Virginia Tech Üniversitesi kampüsünde, ABD Başkanı Bush’un katılımıyla ölenler için anma töreni düzenlenirken, ünversiteyi kana bulayan kişinin Güney Koreli olması nedeniyle Seul’de de hareketlilik söz konusu. Bu arada katliamı gerçekleştiren Cho’nun odasında “Bunu yapmaya beni siz zorladınız” satırlarının dikkat çektiği bir mektup bulunduğu iddia edildi.

https://p.dw.com/p/AZPn
23 yaşındaki üniversitesi öğrencisi Cho 32 kişiyi öldürdükten sonra intihar etmişti.
23 yaşındaki üniversitesi öğrencisi Cho 32 kişiyi öldürdükten sonra intihar etmişti.Fotoğraf: AP

ABD'nin Virginia eyaletinin Blacksburg şehrindeki Virgina Tech Üniversitesi'nin kampüsünde Pazartesi günkü saldırıda ölenler için üniversitenin kampüsünde tören düzenlendi. Anma törenine ABD Başkanı George Bush da katıldı. Bush yaptığı konuşmada, "Virginia Tech Üniversitesi için bir yas günüdür ve tüm ulusumuz için kederli bir gündür" dedi.

Saldırıyı düzenleyen Güney Kore kökenli Cho Seung-Hui adlı öğrenci 32 kişiyi öldürdükten sonra intihar etmişti.

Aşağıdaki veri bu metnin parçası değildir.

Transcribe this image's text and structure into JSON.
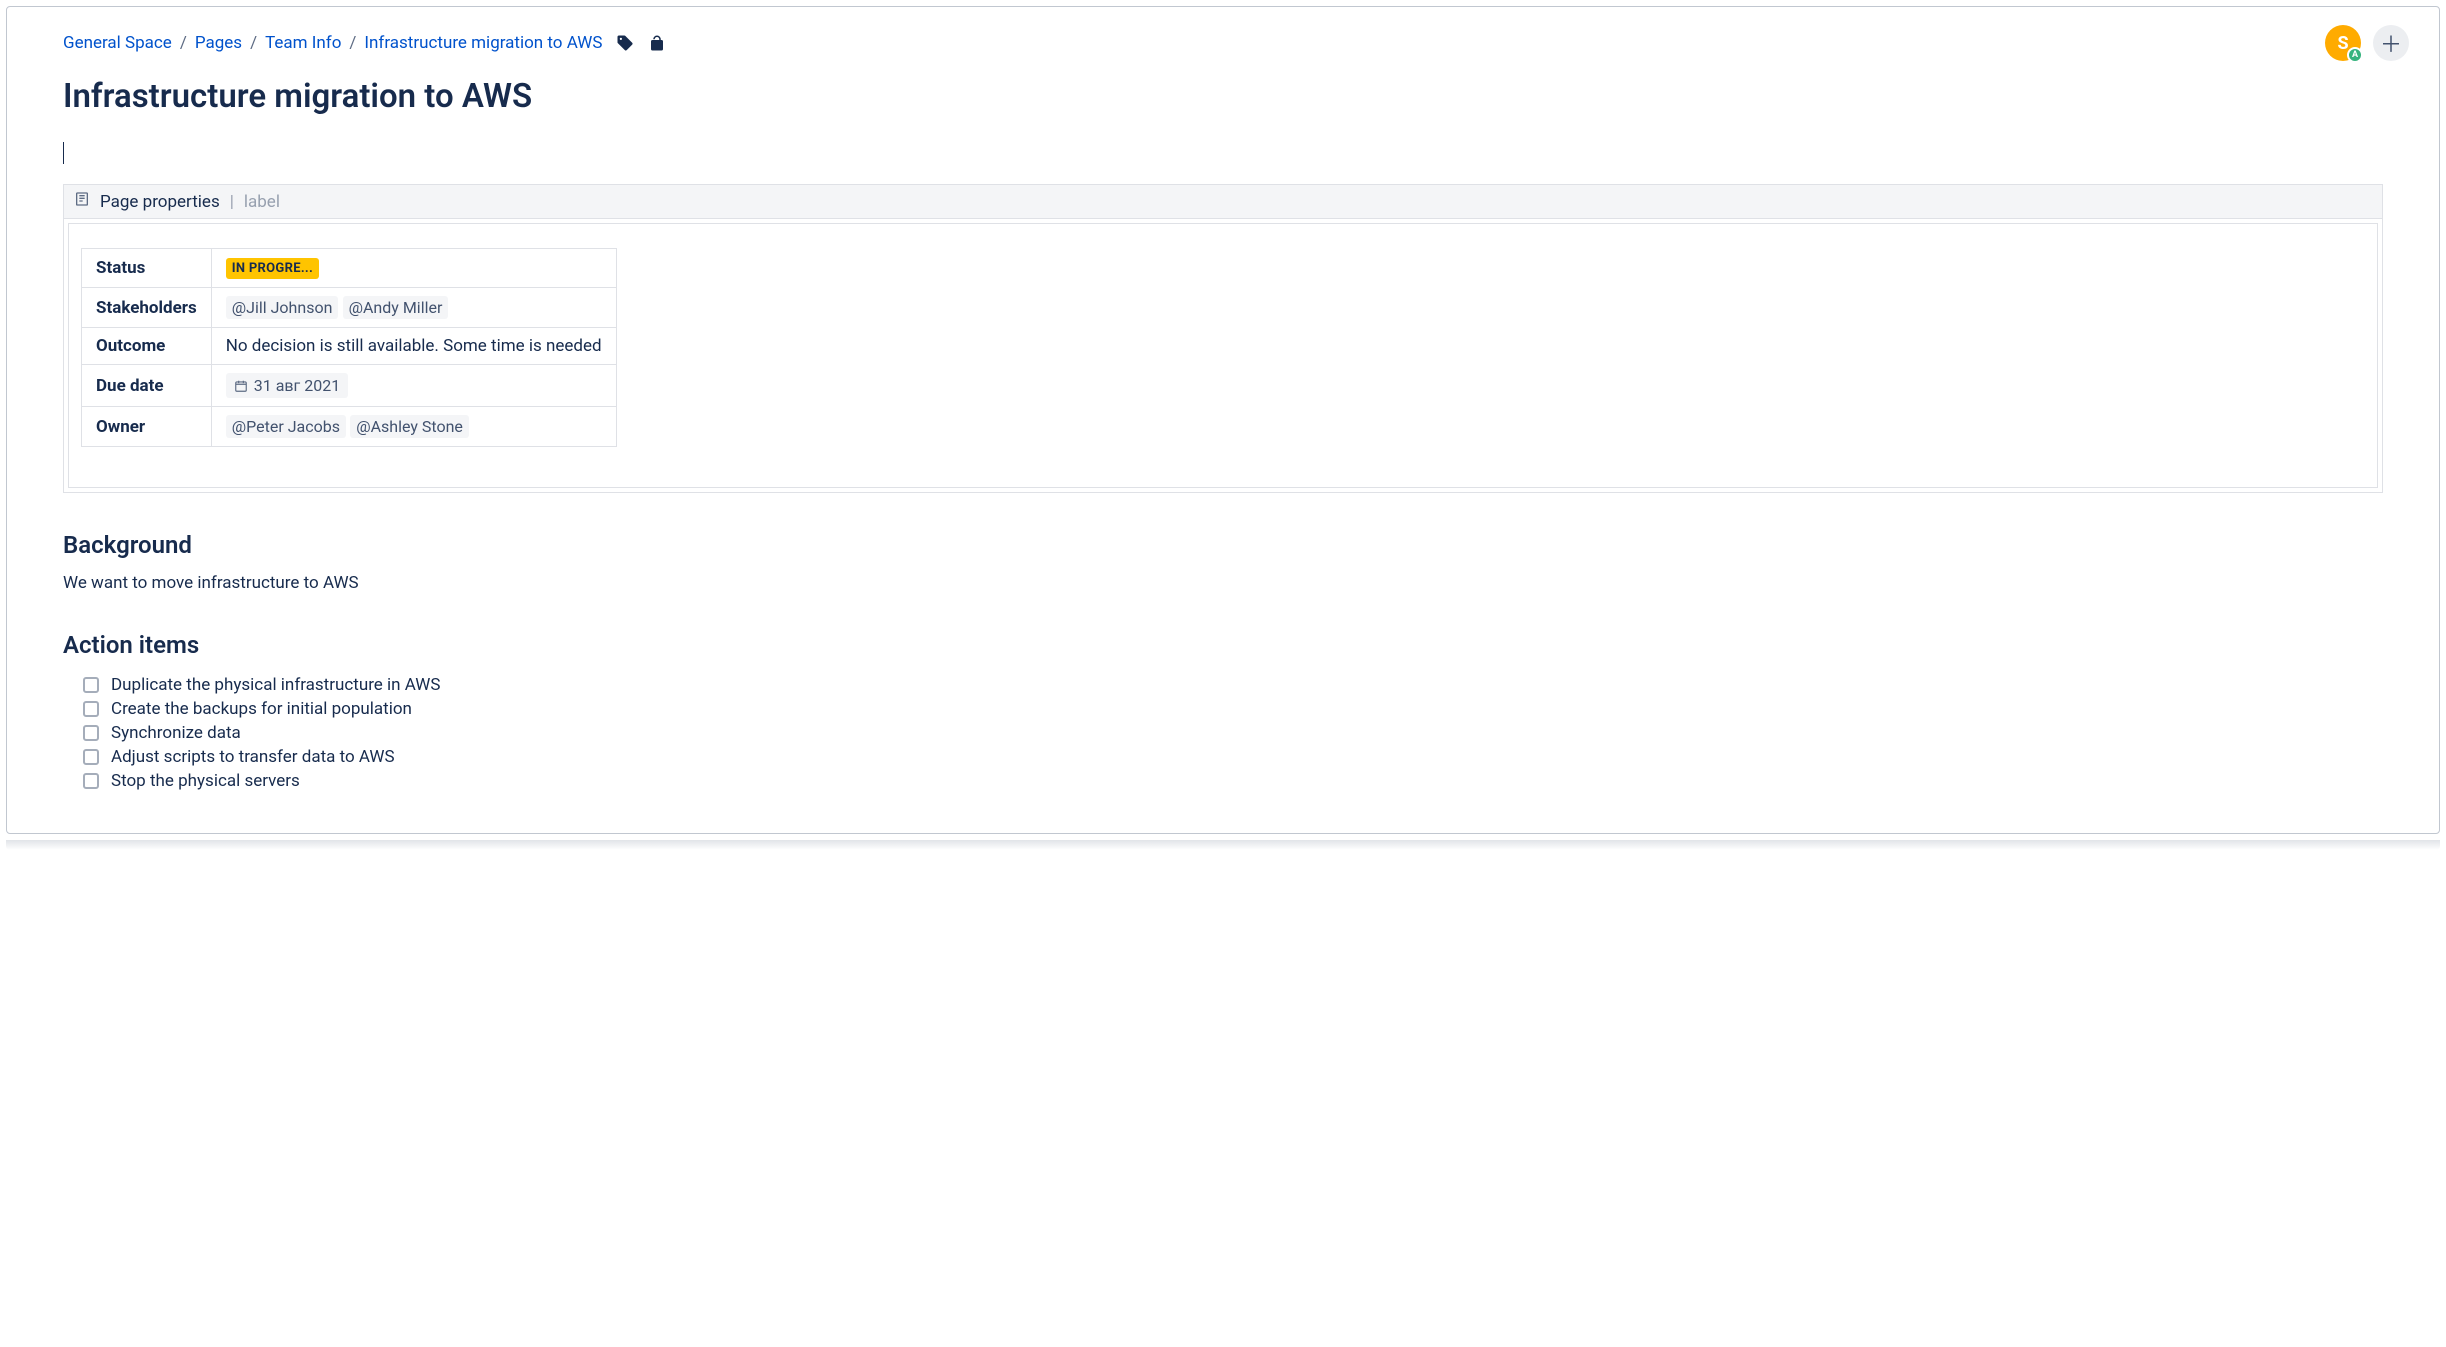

Cho’nun odasında ise eyleminin gerekçelerini yazdığı uzun bir mektup bulundu. ABC televizyonunun haberinde, Cho Seung-Hui'nin mektubunda "zengin çocuklarına" ve "ahlaksızlığa" karşı isyan ettiği şeklinde ifadelerin yer aldığı belirtildi. Katilin, mektubunda "şarlatanlar" şeklinde ifadeler kullanarak, "Bunu yapmaya beni siz zorladınız" şeklinde yazdığı kaydedildi.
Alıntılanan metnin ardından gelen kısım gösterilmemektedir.